At the conclusion of the plaintiff’s case, the defendant moved to dismiss on the ground that it was evident that the necessary jurisdictional amount — $3,000 exclusive of interest and costs — was not in controversy. By agreement of parties,, decision on the motion was postponed until after verdict.
It is settled that an apparent claim on the face of the papers to an amount in excess of the jurisdictional requirement is not conclusive. The claim must be based on “a reasonable expectation” of recovering the required amount. Whether it is of that character is a question of fact which may be submitted to a jury or decided by the judge. Wetmore v. Rymer, 169 U. S. 115 at page 121, 18 S. Ct. 293, 42 L. Ed. 682. See, too, Barry v. Edmunds, 116 U. S. at pages 560 and 561, 6 S. Ct. 501, 29 L. Ed. 729; Williams v. Nottawa, 104 U. S. 209, 26 L. Ed. 719; Simon v. House (C. C. Tex. 1891) 46 F. 317; Wilderman v. Roth, 17 F.(2d) 486 (C. C. A. 3d); Maxwell v. Atchison, T. & S. F. R. Co. (C. C. Mich. 1888) 34 F. 286, 290; Davies v. Wells (C. C.) 134 F. 139.
In the present case there could have been no such reasonable hope or expectation; and on all the evidence I find that there was not. The hospital and doctor’s bills amounted to about $1,000. The other damages recoverable by this plaintiff could not possibly have carried the amount to the necessary figure on any reasonable assessment. Barry v. Edmunds, supra at page 565 of 116 U. S., 6 S. Ct. 501, 29 L. Ed, 729. See N. T. Transportation Company v. Garside (C. C. A.) 157 F. 521, 527, on damages. The present case, being incidental to that of the wife, was undoubtedly brought in this court in order to dispose of both claims in a single trial. The practical advantage in doing so is obvious; but it is not sufficient to confer jurisdiction. The plaintiff’s action was, in legal effect, colorable.

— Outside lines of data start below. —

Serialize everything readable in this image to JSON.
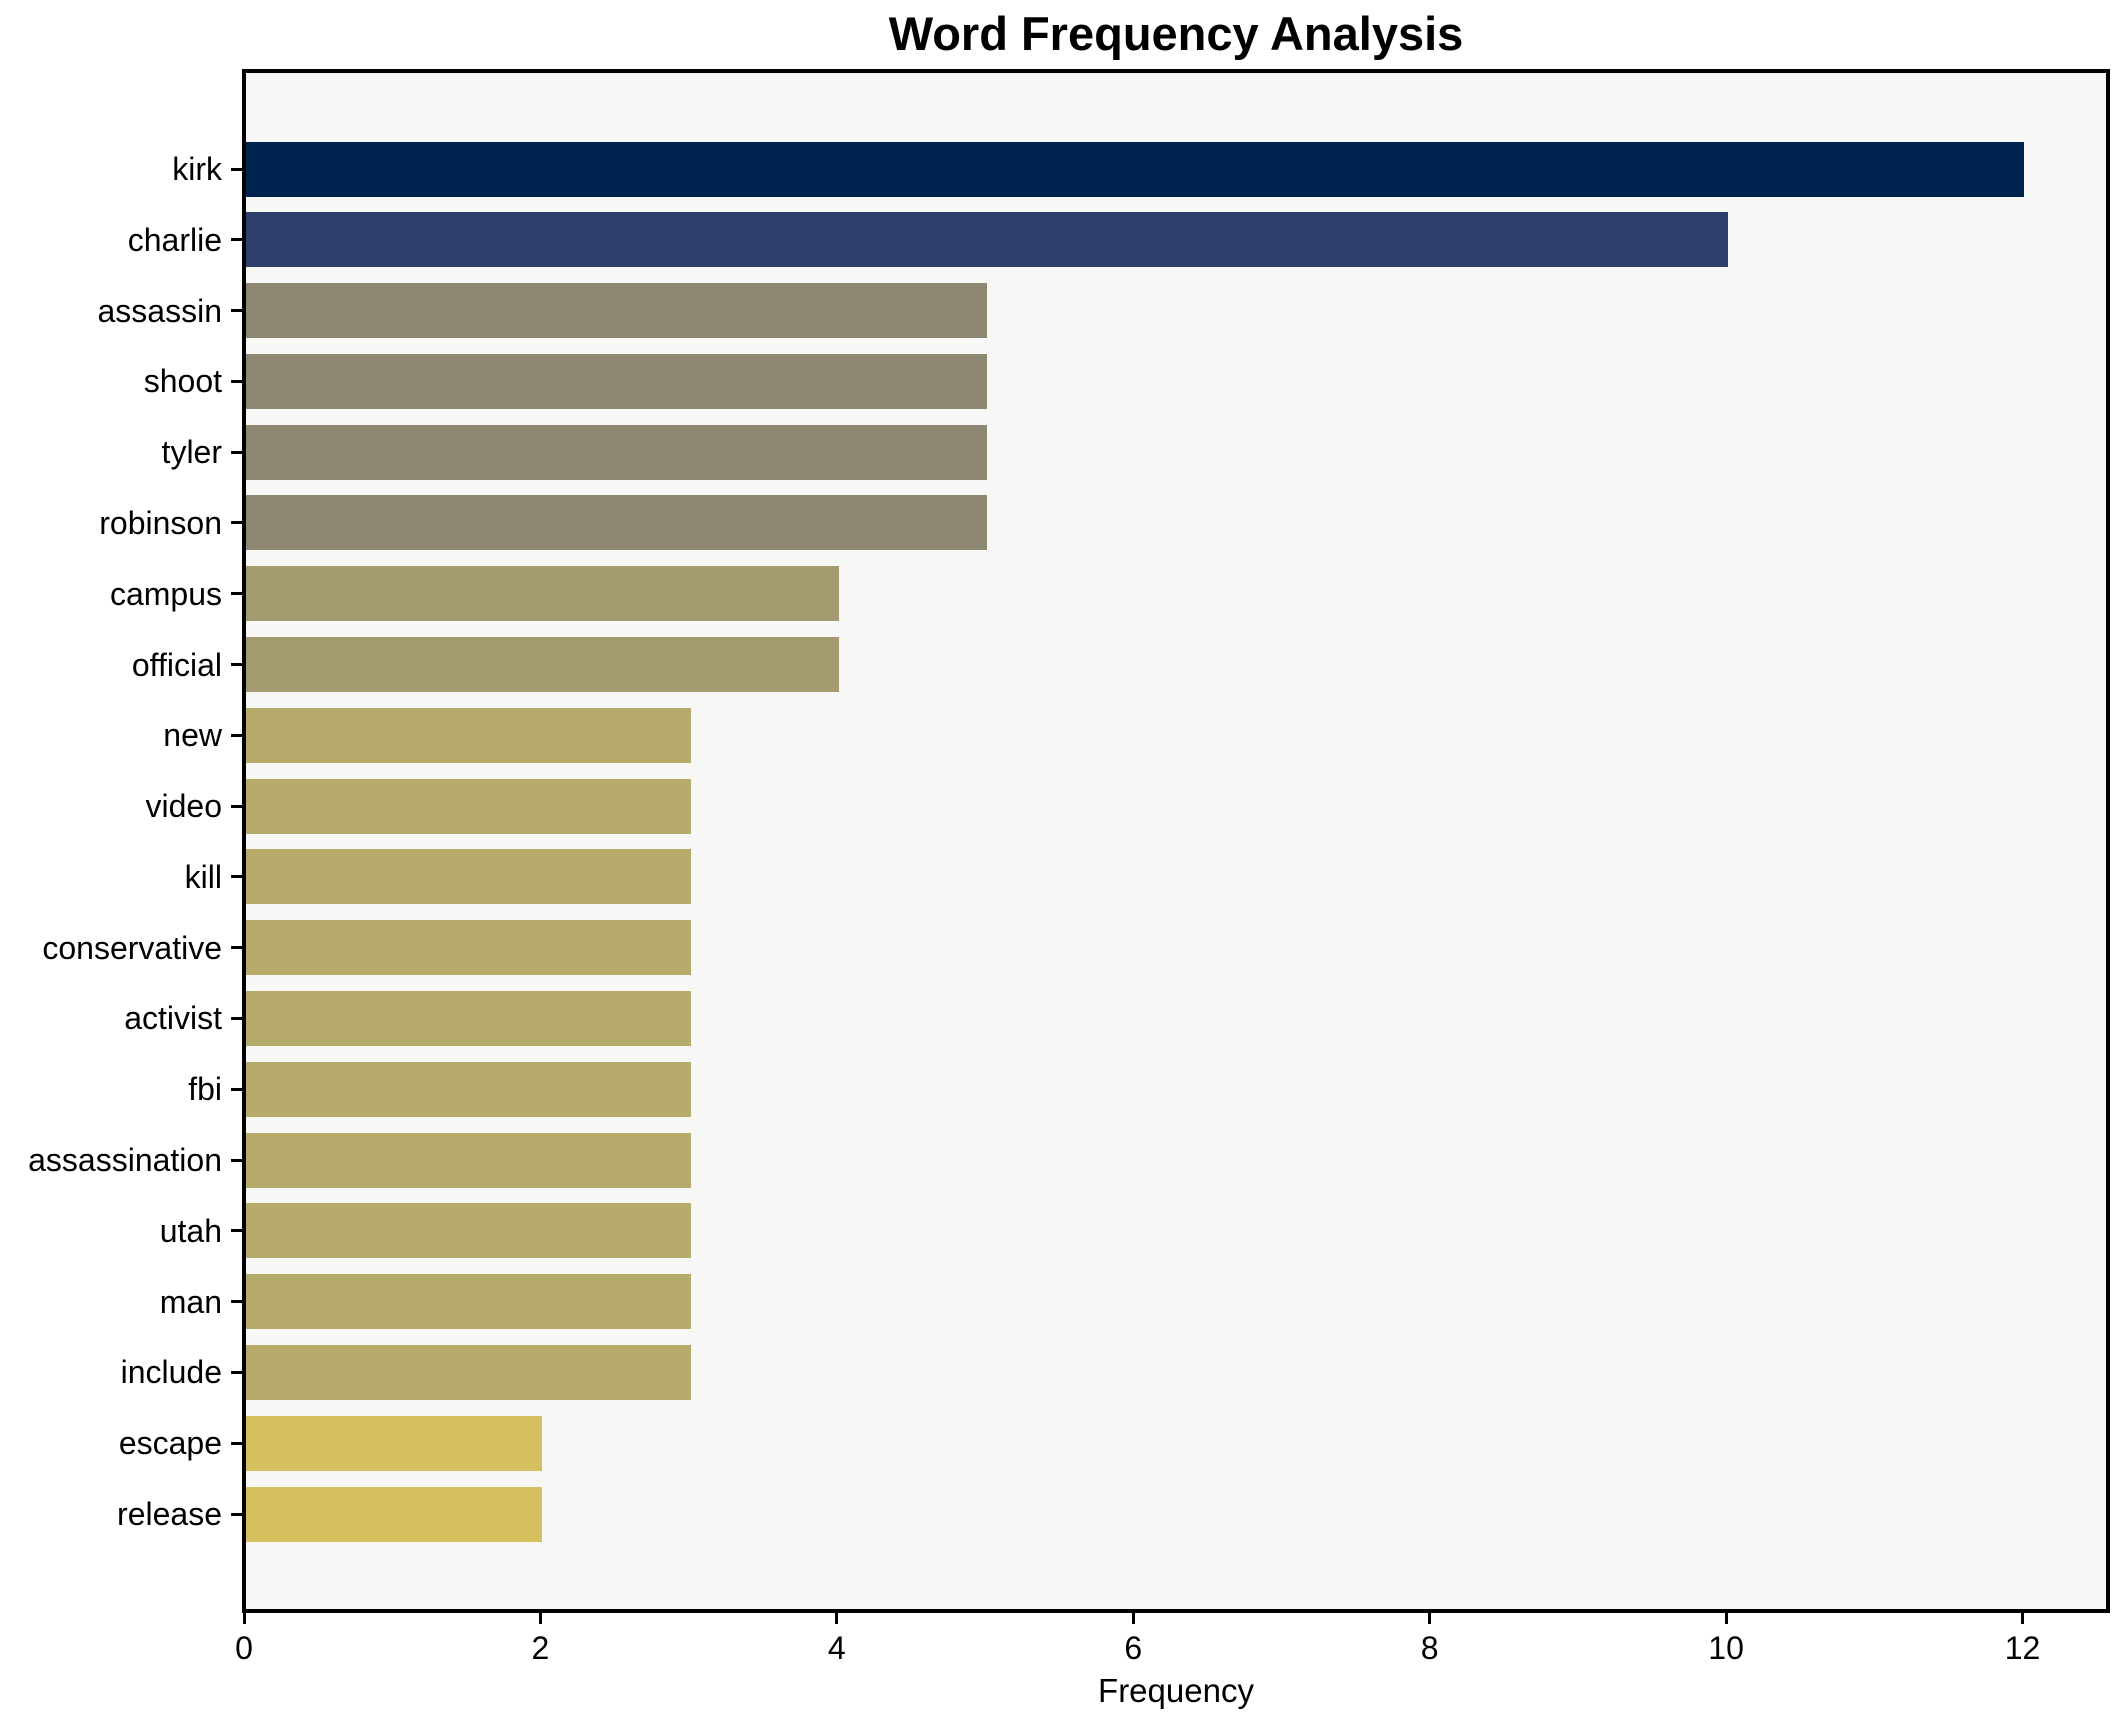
{
  "figure": {
    "title": "Word Frequency Analysis"
  },
  "chart_data": {
    "type": "bar",
    "orientation": "horizontal",
    "title": "Word Frequency Analysis",
    "xlabel": "Frequency",
    "ylabel": "",
    "categories": [
      "kirk",
      "charlie",
      "assassin",
      "shoot",
      "tyler",
      "robinson",
      "campus",
      "official",
      "new",
      "video",
      "kill",
      "conservative",
      "activist",
      "fbi",
      "assassination",
      "utah",
      "man",
      "include",
      "escape",
      "release"
    ],
    "values": [
      12,
      10,
      5,
      5,
      5,
      5,
      4,
      4,
      3,
      3,
      3,
      3,
      3,
      3,
      3,
      3,
      3,
      3,
      2,
      2
    ],
    "bar_colors": [
      "#00224e",
      "#2d406c",
      "#8e8772",
      "#8e8772",
      "#8e8772",
      "#8e8772",
      "#a59b71",
      "#a59b71",
      "#b7ab6b",
      "#b7ab6b",
      "#b7ab6b",
      "#b7ab6b",
      "#b7ab6b",
      "#b7ab6b",
      "#b7ab6b",
      "#b7ab6b",
      "#b7ab6b",
      "#b7ab6b",
      "#d4c05f",
      "#d4c05f"
    ],
    "xticks": [
      0,
      2,
      4,
      6,
      8,
      10,
      12
    ],
    "xlim": [
      0,
      12.55
    ],
    "grid": false,
    "legend": null,
    "plot_background": "#f7f7f5",
    "spine_color": "#000000",
    "text_color": "#000000"
  }
}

It is not improbable that the verdict in the wife’s case was affected to some extent by the verdict returned in the husband’s. If the matter were one of discretion, I should be inclined to treat the two actions as one, as in effect .they are, and to let this case and the verdict in it stand. Unfortunately for the plaintiff, being a question of jurisdiction, it is not a matter of discretion at all. Wilderman v. Roth (D. C. Pa. 1925) 9 F.(2d) 637, affirmed (C. C. A. 1927) 17 F.(2d) 486; Williams v. Nottawa, supra; Barry v. Edmunds, supra at page 559, of 116 U. S., 6 S. Ct. 501, 29 L. Ed. 729.
The motion must be allowed, and the ease dismissed for lack of jurisdiction.